Ce sont d’abord les Classiques qui reconnaissent la nécessité de l’impôt pour financer les fonctions régaliennes, le « Troisième devoir du Souverain » selon Smith, en tant que contrepartie du service rendu par l’Etat. Si l’impôt pallie les défaillances du marché, il doit être neutre et ne pas modifier les comportements économiques, car déjà craint-on un mécanisme désincitatif, avec Say qui prévient qu’« un impôt exagéré détruit la base sur laquelle il porte ». L’impôt n’évolue alors que par effet de déplacement (Peacock et Wiseman, 1961) dû aux révolutions (la révolution française crée les « quatre vielles » entre 1790 et 1798), les guerres (l’impôt sur le revenu suit la Première Guerre mondiale, l’impôt sur les sociétés la Seconde) et les crises (la politique de déflation de Laval dans les années 30 repose sur l’arme fiscale, dont l’impôt sur les dividendes qui s’élève à 24%).
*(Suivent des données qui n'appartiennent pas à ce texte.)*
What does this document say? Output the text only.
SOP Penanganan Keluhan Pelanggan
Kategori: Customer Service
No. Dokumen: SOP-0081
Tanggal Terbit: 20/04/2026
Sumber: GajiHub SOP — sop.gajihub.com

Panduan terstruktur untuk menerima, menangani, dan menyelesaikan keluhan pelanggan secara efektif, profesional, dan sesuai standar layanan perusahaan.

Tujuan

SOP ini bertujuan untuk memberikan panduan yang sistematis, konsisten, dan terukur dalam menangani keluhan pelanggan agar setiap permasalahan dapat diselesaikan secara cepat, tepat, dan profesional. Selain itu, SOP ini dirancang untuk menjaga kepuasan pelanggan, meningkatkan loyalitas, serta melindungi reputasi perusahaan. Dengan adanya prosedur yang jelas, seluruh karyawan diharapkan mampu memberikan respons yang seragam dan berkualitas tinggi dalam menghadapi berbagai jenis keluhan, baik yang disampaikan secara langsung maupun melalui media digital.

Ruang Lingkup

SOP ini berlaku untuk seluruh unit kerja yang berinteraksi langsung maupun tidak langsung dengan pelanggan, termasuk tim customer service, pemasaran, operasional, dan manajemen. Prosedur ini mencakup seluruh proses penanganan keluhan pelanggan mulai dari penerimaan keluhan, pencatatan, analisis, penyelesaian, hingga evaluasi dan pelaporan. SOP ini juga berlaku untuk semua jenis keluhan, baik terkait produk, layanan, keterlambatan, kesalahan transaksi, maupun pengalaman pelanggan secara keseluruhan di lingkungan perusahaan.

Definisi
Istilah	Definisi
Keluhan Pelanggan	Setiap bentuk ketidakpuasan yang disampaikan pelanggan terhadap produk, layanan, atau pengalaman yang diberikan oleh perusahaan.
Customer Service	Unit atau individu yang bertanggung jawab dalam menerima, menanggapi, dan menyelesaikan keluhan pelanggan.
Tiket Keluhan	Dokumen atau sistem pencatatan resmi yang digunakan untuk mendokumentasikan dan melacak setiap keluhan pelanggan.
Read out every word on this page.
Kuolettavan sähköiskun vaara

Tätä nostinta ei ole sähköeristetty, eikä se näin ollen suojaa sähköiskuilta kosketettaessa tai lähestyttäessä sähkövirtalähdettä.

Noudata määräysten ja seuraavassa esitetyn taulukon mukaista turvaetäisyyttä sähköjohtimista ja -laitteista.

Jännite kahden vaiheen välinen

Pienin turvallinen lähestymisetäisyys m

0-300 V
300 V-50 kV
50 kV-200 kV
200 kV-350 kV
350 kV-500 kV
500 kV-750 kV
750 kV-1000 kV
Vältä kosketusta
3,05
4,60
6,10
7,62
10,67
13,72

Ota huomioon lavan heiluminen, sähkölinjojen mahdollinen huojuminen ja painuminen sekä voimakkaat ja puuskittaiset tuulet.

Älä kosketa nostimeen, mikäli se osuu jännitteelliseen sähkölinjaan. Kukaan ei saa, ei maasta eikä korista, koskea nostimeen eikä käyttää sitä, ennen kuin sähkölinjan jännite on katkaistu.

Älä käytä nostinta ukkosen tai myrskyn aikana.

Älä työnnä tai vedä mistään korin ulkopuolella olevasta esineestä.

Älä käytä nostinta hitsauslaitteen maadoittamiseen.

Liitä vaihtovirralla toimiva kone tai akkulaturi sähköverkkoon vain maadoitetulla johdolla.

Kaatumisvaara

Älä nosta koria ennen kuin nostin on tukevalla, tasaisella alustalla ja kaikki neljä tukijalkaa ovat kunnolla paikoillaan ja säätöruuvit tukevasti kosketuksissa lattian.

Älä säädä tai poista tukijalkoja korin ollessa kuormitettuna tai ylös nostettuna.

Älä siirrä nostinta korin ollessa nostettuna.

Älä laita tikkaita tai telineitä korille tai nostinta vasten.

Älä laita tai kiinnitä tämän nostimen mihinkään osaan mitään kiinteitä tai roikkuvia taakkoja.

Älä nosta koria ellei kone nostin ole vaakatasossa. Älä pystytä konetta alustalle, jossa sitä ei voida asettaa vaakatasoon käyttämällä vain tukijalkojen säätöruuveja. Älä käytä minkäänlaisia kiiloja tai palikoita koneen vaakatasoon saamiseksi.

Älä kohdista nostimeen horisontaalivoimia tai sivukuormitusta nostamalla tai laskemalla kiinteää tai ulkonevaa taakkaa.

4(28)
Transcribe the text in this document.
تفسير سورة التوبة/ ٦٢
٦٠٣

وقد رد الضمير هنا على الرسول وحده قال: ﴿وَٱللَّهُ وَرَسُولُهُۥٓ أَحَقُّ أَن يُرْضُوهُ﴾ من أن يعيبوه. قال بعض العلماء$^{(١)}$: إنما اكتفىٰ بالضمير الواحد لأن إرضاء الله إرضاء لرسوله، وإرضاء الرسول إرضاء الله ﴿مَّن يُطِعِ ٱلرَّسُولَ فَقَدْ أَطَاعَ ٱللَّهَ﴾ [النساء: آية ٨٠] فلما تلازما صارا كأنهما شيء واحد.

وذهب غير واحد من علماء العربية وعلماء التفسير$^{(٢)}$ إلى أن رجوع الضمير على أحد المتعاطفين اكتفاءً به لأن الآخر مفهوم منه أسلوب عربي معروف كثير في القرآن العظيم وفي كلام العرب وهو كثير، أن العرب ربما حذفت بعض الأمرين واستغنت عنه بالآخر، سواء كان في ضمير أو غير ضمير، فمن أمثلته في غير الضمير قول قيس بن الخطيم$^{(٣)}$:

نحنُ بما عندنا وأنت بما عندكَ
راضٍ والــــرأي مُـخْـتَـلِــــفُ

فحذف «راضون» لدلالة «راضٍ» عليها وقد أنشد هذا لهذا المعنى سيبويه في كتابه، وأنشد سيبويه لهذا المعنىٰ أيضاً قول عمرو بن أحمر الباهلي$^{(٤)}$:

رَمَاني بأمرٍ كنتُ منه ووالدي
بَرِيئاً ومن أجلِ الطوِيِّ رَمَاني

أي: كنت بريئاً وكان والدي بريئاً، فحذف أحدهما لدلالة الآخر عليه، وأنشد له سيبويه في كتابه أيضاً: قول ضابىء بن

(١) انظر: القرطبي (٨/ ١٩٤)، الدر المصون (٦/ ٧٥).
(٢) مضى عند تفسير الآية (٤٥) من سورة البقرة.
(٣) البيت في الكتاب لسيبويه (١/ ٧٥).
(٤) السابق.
Puisque « plus la société se civilise, plus l’Etat est dispendieux » (Wagner, 1876), c’est véritablement l’émergence de l’Etat providence qui consacre les prélèvements obligatoires (impôts, taxes et cotisations sociales) comme outils de la politique économique, mais aussi de diminution des inégalités de situation, à travers une redistribution horizontale (protection sociale) et verticale (impôt sur le revenu). Les instruments sont multiples : le taux de TVA, l’impôt sur le revenu et l’impôt sur les sociétés. La croissance des Trente Glorieuses permet d’augmenter les prélèvements obligatoires, qui passent de 14% en 1950 à 30% du PIB en 1960 en France. L’imposition continue à augmenter malgré la crise des année 70 et le tournant libéral des année 80, où l’on appelle à la baisse des impôts, car il existe, selon Laffer, un niveau optimal d’imposition, qui semble avoir été dépassé. Ainsi, lors des mandats de Reagan, la tranche d’imposition la plus élevée passe de 70 à 28% du revenu.
Mais ce qui est nouveau depuis les années 90, c’est la mondialisation qui impose une concurrence fiscale (paradis fiscaux, mais pas seulement). Le taux de prélèvement est un déterminant de l’attractivité du territoire, ce qui oblige, selon Brender, « à justifier ces exigences plus grandes par des prestations elles-mêmes aussi supérieures » (L’impératif de solidarité, 1997). Or ces prestations sont remises en cause de période de « Crise de l’Etat Providence » (Rosanvallon) et la crise de la dette qui frappe ces pays.
Bref, c’est toujours au plus mauvais moment que l’on est contraint d’augmenter l’impôt, lors des crises notamment – le taux d’imposition est passé en France de 42,5% du PIB en 2009 à 46,3% en 2013 -, compliquant ipso facto la sortie de crise, dans un contexte de mise en concurrence mondiale.